El 2020 fue un año distinto.
Sí, distinto es el adjetivo que escojo para describirlo, pero hoy, que estoy recostado boca arriba sobre la cama de un hotel en Huehuetenango, es el penúltimo día de diciembre y una parte mía quisiera regresar a como eran las cosas antes de marzo.
Sé que nada volverá a ser igual. Y el 2021 será más distinto aún.
Me estoy volviendo viejo. Lo sé. Lo siento. Las aventuras en las que me embarcaba sin pensarlo mucho hace veinte años, cuando estaba llegando a mis treinta, las veo ahora como inmensas irresponsabilidades.
¿A qué hora te volviste tan miedoso?, me pregunto a veces, durante las madrugadas, frente al espejo, mientras me cepillo los dientes y veo sobre el calzoncillo esa lonja testaruda que no hay forma de que desaparezca. ¿A qué hora?
¿A qué hora empezaste a temer perderlo todo?
Aunque ese todo sea poco.
Y aquí estoy, a dos días de que termine el 2020, este año diferente, llorando, recostado boca arriba sobre una cama de un hotel en Huehuetenango.
Hace apenas unas horas estábamos ella y yo tomándonos fotos, selfis, a la orilla de El Cimarrón. No tengo nada más que pedirle a la vida. Caminamos rápido desde el parqueo para llegar al lugar de las fotos y luego caminamos de prisa para regresar al parqueo. Tenemos más de cuatro horas de camino antes de llegar a nuestro próximo destino: una finca de café cerca del Quiché.
Al salir del parqueo pongo mi música. Ella me ve de reojo, como protestando, y yo le respondo que hemos escuchado su música durante todo el viaje. Me toca escoger. Ella sonríe.

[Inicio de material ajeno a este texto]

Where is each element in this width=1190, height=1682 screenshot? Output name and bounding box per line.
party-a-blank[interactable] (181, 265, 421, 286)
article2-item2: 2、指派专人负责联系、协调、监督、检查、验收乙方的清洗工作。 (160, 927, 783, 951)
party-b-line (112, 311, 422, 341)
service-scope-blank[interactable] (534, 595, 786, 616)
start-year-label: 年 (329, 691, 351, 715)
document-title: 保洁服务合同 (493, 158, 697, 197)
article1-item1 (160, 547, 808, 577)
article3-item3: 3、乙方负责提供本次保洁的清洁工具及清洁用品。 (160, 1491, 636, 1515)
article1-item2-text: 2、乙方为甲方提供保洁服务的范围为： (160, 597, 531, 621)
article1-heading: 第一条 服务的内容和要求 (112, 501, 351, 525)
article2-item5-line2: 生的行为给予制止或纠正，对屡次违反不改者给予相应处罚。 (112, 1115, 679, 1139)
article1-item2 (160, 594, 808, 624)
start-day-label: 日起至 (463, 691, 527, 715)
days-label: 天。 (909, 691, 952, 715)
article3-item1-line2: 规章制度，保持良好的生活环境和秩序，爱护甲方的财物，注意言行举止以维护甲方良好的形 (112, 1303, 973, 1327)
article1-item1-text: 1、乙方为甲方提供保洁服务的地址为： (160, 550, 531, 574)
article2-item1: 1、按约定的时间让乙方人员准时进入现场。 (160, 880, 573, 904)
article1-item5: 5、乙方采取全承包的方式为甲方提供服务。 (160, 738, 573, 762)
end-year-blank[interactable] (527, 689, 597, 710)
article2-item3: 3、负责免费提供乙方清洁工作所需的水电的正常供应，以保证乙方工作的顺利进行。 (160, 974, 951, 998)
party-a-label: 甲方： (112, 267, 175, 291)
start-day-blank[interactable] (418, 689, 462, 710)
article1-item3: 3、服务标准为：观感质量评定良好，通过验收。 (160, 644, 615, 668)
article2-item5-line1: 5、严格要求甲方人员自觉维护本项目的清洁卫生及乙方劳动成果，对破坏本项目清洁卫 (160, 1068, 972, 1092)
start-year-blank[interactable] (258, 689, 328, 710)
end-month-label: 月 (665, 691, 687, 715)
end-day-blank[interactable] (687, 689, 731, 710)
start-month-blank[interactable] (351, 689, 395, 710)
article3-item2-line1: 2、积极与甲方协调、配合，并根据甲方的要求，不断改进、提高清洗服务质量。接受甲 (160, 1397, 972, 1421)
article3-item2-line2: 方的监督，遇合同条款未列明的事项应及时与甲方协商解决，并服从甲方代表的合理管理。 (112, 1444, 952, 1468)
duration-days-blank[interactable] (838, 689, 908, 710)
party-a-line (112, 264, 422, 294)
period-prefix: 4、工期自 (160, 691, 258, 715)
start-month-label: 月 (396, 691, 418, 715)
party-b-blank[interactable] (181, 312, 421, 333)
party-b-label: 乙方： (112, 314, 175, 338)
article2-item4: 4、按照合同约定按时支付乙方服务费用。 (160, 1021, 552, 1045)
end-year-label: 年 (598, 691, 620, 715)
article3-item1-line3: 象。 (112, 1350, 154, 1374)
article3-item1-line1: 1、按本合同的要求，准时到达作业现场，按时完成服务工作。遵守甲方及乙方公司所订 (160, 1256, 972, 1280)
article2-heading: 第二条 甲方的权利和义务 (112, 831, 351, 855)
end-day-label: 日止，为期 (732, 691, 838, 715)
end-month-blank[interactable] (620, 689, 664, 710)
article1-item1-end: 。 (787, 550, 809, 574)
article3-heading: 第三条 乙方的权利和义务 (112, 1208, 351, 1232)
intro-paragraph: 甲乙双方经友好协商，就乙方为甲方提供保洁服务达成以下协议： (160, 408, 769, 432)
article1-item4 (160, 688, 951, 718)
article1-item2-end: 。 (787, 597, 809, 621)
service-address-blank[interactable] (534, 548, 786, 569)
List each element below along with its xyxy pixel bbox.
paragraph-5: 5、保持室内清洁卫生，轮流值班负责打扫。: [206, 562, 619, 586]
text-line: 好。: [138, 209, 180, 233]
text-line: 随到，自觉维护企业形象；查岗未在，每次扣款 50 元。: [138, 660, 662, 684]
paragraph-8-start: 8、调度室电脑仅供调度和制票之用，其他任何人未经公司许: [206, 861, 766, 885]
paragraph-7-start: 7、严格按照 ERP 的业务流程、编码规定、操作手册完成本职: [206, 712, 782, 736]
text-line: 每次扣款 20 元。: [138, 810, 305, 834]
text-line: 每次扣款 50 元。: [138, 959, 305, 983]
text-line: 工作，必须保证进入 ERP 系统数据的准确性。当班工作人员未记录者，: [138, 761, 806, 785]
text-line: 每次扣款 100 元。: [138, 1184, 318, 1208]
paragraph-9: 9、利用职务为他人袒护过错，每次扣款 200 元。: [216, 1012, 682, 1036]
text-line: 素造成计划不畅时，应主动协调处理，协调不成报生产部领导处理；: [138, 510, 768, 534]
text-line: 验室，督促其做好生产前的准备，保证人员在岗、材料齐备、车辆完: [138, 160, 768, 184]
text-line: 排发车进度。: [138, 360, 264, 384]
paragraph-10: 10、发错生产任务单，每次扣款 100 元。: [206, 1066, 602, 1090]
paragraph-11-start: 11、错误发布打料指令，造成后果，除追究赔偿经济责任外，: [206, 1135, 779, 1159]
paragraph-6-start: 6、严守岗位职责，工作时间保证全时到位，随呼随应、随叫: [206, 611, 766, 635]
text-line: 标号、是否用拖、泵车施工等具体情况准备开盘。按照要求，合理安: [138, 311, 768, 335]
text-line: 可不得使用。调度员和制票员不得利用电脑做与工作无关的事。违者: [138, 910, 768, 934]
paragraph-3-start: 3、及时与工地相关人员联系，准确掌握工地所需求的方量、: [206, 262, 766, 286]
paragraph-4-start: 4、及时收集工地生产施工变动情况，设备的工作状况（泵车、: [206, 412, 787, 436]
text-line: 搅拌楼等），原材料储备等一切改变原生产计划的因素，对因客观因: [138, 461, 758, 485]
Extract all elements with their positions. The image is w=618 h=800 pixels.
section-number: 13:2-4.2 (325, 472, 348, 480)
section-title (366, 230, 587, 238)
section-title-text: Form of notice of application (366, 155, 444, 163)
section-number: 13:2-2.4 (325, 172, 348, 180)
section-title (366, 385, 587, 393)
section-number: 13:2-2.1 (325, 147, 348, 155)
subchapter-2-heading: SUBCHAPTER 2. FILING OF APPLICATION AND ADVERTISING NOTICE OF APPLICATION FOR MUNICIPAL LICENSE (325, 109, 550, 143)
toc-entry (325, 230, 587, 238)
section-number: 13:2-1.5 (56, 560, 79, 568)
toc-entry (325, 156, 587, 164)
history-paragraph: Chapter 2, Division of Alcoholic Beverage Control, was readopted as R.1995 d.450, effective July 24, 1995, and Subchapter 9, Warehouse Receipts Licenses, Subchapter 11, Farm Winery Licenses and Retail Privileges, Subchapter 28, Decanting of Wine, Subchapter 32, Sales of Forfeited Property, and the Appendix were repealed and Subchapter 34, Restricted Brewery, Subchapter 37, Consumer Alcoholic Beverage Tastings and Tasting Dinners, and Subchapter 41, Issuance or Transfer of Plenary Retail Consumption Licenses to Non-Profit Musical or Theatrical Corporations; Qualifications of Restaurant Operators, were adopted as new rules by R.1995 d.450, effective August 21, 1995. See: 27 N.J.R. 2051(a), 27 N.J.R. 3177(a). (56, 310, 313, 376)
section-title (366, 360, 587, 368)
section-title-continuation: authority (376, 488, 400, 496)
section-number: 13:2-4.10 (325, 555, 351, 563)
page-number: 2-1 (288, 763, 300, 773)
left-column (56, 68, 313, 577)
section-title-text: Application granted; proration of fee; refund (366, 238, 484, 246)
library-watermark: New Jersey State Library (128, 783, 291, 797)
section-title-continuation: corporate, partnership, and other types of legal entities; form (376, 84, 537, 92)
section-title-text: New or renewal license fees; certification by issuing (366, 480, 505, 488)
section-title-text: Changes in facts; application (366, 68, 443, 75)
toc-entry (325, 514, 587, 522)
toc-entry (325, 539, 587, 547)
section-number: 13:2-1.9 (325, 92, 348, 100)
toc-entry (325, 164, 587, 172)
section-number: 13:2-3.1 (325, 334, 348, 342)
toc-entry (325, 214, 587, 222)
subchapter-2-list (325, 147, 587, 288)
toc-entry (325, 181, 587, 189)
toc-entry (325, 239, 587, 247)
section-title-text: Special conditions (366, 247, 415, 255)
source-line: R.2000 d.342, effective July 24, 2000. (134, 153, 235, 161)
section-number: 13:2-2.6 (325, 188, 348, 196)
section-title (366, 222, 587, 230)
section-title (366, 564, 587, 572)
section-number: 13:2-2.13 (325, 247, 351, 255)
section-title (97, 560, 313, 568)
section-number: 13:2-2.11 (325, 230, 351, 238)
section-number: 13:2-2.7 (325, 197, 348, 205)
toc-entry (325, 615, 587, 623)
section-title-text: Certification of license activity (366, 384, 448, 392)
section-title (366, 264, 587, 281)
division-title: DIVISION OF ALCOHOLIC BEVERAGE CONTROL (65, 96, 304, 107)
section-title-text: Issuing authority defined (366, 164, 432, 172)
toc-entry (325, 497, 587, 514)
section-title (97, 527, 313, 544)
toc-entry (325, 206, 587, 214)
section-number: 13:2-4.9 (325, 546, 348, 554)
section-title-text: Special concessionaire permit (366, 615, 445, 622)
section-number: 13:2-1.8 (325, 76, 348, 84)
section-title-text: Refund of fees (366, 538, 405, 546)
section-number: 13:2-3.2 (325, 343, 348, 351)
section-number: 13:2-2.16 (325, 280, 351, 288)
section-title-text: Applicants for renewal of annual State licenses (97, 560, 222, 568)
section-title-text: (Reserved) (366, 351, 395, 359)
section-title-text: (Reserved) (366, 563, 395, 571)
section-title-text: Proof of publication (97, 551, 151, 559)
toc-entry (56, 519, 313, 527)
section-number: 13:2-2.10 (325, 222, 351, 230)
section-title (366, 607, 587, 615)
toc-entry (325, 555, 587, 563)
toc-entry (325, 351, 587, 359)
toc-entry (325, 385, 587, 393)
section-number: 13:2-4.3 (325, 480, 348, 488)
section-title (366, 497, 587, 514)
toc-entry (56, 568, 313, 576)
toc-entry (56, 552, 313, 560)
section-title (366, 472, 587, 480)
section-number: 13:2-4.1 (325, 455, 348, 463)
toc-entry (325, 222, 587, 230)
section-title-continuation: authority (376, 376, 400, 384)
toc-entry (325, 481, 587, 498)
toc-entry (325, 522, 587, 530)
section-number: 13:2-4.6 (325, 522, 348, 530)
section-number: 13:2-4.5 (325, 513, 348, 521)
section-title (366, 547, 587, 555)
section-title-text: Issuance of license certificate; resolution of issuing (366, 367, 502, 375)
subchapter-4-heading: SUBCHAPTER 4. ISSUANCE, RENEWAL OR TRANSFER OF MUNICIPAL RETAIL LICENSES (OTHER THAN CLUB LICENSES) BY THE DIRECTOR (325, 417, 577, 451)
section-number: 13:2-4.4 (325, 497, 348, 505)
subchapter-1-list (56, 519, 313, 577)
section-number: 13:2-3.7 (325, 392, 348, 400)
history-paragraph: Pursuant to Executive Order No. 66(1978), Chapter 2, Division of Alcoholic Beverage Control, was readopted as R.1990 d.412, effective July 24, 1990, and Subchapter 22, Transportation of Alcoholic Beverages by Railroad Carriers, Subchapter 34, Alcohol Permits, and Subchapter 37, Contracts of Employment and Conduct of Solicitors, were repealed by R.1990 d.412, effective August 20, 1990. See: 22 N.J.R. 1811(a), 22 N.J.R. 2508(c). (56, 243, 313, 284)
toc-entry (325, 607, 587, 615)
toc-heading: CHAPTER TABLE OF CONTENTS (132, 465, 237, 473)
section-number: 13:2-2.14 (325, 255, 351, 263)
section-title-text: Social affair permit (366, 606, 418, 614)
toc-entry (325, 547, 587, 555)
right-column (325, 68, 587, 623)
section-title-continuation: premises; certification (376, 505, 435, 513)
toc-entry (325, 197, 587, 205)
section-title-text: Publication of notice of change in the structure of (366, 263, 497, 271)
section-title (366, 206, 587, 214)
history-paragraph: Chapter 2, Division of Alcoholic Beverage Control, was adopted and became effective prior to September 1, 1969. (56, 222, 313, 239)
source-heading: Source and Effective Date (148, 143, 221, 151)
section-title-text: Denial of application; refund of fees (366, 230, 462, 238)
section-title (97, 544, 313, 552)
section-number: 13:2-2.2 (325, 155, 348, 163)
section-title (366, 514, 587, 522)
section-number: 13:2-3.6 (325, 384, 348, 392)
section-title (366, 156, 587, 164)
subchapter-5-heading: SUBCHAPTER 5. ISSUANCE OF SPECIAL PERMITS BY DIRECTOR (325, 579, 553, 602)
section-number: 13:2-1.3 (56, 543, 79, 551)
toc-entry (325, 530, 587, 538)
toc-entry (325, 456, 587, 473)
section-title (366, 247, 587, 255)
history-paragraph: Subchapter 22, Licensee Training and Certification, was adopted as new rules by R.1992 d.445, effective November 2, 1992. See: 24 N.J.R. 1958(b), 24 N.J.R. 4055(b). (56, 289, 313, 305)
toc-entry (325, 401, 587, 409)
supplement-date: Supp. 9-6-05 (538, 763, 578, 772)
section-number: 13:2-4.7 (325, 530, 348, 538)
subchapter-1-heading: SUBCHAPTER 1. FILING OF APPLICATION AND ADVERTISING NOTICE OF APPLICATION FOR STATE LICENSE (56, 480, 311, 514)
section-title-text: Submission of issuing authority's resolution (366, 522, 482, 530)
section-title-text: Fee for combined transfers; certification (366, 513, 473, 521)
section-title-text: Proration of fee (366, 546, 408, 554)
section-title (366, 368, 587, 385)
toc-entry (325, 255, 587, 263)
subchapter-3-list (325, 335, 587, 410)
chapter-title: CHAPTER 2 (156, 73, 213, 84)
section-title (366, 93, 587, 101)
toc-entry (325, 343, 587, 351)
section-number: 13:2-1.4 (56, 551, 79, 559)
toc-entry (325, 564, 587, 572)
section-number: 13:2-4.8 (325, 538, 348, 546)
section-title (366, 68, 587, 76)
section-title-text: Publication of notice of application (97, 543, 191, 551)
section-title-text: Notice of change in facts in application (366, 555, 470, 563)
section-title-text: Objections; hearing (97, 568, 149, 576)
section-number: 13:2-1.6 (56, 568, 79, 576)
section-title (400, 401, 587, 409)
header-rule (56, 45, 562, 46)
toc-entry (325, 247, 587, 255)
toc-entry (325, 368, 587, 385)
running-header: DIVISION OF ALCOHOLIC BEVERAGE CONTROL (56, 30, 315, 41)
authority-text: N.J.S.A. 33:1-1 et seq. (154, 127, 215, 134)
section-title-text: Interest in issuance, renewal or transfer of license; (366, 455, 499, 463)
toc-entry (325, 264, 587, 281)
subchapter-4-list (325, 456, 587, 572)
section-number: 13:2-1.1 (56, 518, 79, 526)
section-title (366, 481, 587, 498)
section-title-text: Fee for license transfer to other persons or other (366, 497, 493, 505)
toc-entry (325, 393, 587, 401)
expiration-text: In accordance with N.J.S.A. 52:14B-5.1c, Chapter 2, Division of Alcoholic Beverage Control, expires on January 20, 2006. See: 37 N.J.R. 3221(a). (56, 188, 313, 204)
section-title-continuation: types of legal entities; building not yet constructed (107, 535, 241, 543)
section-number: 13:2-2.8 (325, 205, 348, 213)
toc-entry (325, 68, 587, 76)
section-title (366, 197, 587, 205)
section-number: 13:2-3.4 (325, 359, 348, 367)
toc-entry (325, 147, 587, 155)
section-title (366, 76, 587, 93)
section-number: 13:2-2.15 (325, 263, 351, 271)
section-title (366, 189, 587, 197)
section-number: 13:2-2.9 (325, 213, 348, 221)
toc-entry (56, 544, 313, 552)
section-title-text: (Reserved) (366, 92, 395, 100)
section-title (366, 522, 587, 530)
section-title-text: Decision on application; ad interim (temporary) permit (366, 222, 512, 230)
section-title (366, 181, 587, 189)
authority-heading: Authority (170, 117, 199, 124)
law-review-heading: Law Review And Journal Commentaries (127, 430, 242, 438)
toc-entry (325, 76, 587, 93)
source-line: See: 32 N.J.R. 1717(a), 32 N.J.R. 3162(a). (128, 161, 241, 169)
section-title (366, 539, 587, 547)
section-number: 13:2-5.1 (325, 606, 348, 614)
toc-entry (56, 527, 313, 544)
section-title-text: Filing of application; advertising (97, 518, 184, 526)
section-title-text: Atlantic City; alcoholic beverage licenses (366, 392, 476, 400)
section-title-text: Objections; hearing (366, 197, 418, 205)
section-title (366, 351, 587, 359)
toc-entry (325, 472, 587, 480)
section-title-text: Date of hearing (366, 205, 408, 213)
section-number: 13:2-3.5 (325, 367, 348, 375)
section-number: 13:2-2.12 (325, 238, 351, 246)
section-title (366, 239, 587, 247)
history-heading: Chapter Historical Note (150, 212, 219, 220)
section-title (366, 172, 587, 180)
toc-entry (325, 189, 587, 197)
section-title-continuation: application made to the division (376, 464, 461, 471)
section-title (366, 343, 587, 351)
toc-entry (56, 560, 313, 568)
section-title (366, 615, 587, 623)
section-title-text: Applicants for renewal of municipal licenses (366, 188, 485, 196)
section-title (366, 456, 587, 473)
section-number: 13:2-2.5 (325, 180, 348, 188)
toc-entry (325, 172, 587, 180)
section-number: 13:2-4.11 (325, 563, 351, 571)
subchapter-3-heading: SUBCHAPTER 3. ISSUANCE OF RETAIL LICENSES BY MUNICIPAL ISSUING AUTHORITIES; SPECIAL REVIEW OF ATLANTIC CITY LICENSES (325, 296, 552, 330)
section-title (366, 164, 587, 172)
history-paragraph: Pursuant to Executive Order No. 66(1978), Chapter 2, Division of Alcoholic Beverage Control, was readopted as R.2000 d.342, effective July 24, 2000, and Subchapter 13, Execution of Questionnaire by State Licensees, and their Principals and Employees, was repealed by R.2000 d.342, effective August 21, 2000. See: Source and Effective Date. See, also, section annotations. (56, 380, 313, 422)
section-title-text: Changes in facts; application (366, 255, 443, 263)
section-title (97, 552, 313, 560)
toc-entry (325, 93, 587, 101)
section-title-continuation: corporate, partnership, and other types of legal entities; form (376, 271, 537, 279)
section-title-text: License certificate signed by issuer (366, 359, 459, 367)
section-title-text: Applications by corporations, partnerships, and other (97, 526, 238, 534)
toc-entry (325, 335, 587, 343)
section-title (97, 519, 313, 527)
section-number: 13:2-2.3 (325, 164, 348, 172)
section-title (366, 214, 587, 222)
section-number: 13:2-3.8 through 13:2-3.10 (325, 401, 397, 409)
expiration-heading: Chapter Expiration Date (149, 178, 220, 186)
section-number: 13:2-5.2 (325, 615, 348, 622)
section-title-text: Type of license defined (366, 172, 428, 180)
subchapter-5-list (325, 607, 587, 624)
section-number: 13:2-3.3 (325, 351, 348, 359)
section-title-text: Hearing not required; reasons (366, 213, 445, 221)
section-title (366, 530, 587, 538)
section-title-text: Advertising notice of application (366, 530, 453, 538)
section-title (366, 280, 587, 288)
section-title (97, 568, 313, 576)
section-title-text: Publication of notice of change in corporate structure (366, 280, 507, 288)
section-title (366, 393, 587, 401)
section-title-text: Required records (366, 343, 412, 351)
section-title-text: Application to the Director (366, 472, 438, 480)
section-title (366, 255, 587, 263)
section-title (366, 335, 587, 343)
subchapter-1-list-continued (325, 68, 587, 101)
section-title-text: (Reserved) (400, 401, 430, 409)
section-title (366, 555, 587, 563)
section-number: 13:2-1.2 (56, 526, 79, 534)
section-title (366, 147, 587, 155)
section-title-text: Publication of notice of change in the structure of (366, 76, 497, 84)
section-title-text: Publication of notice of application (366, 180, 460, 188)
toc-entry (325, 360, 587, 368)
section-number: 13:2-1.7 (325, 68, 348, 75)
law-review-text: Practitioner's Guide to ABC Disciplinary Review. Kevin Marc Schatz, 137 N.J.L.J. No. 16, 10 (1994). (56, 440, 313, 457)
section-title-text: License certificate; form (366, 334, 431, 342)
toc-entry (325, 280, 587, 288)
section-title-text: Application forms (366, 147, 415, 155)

No hemos avanzado por más de treinta minutos cuando el motor grita como cuando un animal es herido de muerte. Enciendo las luces de emergencia, detengo la marcha y abro el capó. Veo lo que temía. El motor es un animal herido. Aunque no está herido de muerte, este vehículo no avanzará un metro más.
[frasepzp1]
¿A qué hora te volviste tan miedoso?
Estamos los dos, en medio de la nada, a veinte kilómetros de la frontera con México, pero no vamos a México: nos dirigimos en dirección contraria.
Hace muchos años, antes de cumplir treinta, regresaba del puerto. Había tanto tráfico en la carretera que decidí regresar por otro camino. Ya había oscurecido. Faltando kilómetros para llegar a Escuintla, sentí en el timón la vibración inconfundible que transmite una llanta desinflada.
Mi hijo recién nacido venía conmigo.
Decidí seguir adelante. Me detuve hasta llegar a Escuintla. Estacioné frente una caseta, un pinchazo. El neumático había quedado inservible. El señor del pinchazo lo repitió varias veces mientras se rascaba la cabeza tratando de descifrar qué tan tonto podía ser alguien para no haberse dado cuenta de que tenía que cambiar la llanta.
No sé por qué acabo de recordar esa noche.
Me estoy volviendo viejo. Lo sé. Lo siento.
Tal vez envejecer significa a veces tomar conciencia. Ser consciente de lo valiosos que son aquellos que nos acompañan, quienes nos aman y a quienes amamos.
Poco sabía sobre el amor esa noche que manejé con la llanta desinflada y mi hijo recién nacido. Continuar fue instintivo. Pasarían veinte años entre aquella noche y esta tarde, con ella acompañándome en medio de la nada.
Ahora lloro abrumado, recostado sobre la cama de un hotel en Huehuetenango. En mi mente repaso todas las cosas que pudieron haber salido mal. ¿A qué hora me volví tan miedoso? ¿A qué hora envejecí? ¿A qué hora aprendí que el amor no es instintivo, sino consciente? ¿A qué hora me di cuenta de que la amo conscientemente?
La veo, la abrazo y le digo lo agradecido que estoy por acompañarme.
No tengo nada más que pedirle a la vida.
Ella lo sabe.
El 2020 fue un año distinto.
Sí, distinto es el adjetivo que escojo para describirlo.